We are also repeatedly referred to Ken Flower as another man of ‘moderation’ in contrast to the ‘immoderation’ repeatedly reserved to describe Smith. Well, we now know, almost beyond any doubt, that Ken Flower was a traitor working to undermine the government he swore to serve who was tasked by his Whitehall and Intelligence masters with the tricky task of manipulating events to chart a course that would see Mugabe acquire power. A cunning, capable and convincing operative the British chose their sleuth well and his success in this mission has visited misery on millions.

Covering the war years David leads the reader to believe both sides were equally guilty of egregious misconduct and of committing atrocities. Again, I believe this is a gross distortion of the truth. As an RLI trooper I remember clearly, a corporal being charged for purloining a transistor radio following a contact when a village accommodating the enemy was attacked in the course of a ‘Fire-Force’ operation. The villagers had been providing succour to the enemy but this was not considered an acceptable justification for looting and the man was reduced in rank as punishment. Such were the strictures in play within a fighting battalion that acquired renown for aggression leading to the elimination of many of the enemy but prided itself on professionalism. While I have no doubt there were acts of brutality in the field perpetrated by Rhodesian soldiers I think it is fair to say the security forces of the day conducted themselves with restraint in with regard to the civilians caught in the crunch of war. This was certainly not the case with the enemy which, history clearly shows, attacked far more civilian targets than military ones.

While I was dismayed by what I read in the above regard I know I’m but one of a tiny minority who lived through the same time and in the same place, who also remembers all too clearly what happened.
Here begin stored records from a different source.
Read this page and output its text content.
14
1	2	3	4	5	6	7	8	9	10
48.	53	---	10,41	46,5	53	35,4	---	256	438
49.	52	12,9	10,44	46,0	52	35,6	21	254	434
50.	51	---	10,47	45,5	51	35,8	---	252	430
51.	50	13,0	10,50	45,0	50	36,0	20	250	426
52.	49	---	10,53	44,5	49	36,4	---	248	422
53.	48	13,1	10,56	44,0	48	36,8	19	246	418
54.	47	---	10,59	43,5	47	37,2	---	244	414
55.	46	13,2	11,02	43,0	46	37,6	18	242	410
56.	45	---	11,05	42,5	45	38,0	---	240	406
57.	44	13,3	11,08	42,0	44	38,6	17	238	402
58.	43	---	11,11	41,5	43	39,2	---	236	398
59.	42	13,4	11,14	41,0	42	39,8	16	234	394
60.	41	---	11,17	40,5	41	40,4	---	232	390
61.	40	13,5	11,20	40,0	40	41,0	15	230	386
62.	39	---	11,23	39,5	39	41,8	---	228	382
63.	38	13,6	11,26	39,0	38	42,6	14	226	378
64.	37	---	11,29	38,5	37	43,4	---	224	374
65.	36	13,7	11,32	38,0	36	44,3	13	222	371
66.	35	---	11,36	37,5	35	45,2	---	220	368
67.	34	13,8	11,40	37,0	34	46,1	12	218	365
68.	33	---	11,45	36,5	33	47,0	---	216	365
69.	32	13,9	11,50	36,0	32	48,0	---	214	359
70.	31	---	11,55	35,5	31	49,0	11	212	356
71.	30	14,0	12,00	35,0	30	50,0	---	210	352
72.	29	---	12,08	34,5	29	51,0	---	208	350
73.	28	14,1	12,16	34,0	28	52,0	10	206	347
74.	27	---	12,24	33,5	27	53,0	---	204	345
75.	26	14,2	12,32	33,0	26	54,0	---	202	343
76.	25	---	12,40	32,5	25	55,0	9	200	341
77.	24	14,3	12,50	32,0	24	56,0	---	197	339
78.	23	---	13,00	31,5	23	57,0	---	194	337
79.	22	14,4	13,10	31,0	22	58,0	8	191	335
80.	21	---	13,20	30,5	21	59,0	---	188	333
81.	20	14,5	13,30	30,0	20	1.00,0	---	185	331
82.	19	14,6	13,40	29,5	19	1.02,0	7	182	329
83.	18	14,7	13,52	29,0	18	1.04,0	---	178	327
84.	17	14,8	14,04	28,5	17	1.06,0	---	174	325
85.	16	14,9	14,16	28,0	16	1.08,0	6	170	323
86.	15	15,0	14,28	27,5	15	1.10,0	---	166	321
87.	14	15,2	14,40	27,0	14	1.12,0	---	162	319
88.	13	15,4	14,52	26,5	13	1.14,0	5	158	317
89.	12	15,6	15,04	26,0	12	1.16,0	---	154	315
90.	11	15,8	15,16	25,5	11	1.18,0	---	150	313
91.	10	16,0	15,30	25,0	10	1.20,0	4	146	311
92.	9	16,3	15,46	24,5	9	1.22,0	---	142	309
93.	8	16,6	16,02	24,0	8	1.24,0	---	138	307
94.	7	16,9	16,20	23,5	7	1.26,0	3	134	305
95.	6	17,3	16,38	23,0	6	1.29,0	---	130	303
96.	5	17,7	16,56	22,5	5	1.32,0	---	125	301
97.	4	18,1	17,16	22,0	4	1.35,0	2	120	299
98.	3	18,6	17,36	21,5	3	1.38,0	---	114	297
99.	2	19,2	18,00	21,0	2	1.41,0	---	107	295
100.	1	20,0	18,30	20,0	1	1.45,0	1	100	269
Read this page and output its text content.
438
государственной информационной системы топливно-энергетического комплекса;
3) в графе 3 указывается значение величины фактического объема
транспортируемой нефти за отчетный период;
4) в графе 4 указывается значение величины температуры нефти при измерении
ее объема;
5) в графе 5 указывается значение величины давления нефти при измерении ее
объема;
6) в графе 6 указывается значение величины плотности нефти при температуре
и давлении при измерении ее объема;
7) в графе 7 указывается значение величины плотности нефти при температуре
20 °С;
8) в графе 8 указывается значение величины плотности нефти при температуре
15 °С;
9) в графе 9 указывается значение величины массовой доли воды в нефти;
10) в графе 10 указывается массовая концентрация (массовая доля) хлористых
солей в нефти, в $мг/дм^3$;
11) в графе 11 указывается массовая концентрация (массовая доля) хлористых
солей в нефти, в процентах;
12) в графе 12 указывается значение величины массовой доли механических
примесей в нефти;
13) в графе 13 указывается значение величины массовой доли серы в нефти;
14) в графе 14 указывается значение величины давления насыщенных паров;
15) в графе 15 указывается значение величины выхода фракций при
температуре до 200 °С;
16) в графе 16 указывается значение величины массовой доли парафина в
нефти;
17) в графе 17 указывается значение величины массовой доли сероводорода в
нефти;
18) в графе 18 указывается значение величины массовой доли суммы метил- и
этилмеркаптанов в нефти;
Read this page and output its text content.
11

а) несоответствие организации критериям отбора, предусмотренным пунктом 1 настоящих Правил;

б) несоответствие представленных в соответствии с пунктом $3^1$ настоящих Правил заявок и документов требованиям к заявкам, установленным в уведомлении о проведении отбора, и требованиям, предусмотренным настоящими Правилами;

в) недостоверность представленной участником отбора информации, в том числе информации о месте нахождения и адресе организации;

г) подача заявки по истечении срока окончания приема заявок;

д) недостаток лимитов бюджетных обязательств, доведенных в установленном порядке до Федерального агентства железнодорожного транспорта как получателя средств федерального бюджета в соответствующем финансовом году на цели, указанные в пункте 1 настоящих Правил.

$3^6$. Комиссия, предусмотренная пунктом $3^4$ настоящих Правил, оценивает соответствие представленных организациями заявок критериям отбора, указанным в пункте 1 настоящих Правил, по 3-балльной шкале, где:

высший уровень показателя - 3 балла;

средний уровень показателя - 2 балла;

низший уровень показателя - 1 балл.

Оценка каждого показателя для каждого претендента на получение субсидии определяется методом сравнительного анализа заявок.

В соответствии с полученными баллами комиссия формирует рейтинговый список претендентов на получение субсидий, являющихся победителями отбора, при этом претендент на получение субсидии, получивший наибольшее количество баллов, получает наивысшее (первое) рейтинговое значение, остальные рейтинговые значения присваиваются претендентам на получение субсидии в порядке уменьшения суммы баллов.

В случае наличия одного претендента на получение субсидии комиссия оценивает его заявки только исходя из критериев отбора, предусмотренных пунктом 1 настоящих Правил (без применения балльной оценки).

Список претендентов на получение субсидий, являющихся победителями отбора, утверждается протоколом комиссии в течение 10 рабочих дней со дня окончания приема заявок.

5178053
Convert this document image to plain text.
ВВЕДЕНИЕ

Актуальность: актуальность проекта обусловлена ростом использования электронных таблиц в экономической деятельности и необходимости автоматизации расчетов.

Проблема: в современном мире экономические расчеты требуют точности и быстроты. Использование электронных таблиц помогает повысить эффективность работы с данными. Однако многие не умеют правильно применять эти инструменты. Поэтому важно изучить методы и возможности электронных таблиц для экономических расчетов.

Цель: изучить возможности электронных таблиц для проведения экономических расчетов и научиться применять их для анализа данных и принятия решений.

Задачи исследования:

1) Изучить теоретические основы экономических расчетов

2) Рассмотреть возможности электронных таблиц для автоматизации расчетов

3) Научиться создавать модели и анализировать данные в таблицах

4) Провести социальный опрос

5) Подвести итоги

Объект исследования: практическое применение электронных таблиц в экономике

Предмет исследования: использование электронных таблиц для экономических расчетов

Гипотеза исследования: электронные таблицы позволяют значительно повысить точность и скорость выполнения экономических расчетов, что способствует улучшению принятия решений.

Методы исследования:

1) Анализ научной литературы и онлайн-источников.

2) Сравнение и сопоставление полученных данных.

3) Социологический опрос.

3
For the vast majority, particularly that legion of liberals around the world who worked so assiduously to end European rule this book will have come as a huge relief. Most of them have gone quiet of late having run out of excuses and any remotely cogent defence of their earlier endeavours. David has given them something to cheer about even if it’s based on distortions and selective reporting but these days, let’s face it nobody cares as long as we can sit back and blame the ‘usual suspects’; that’s the Europeans and their ‘tyrannical’ leaders.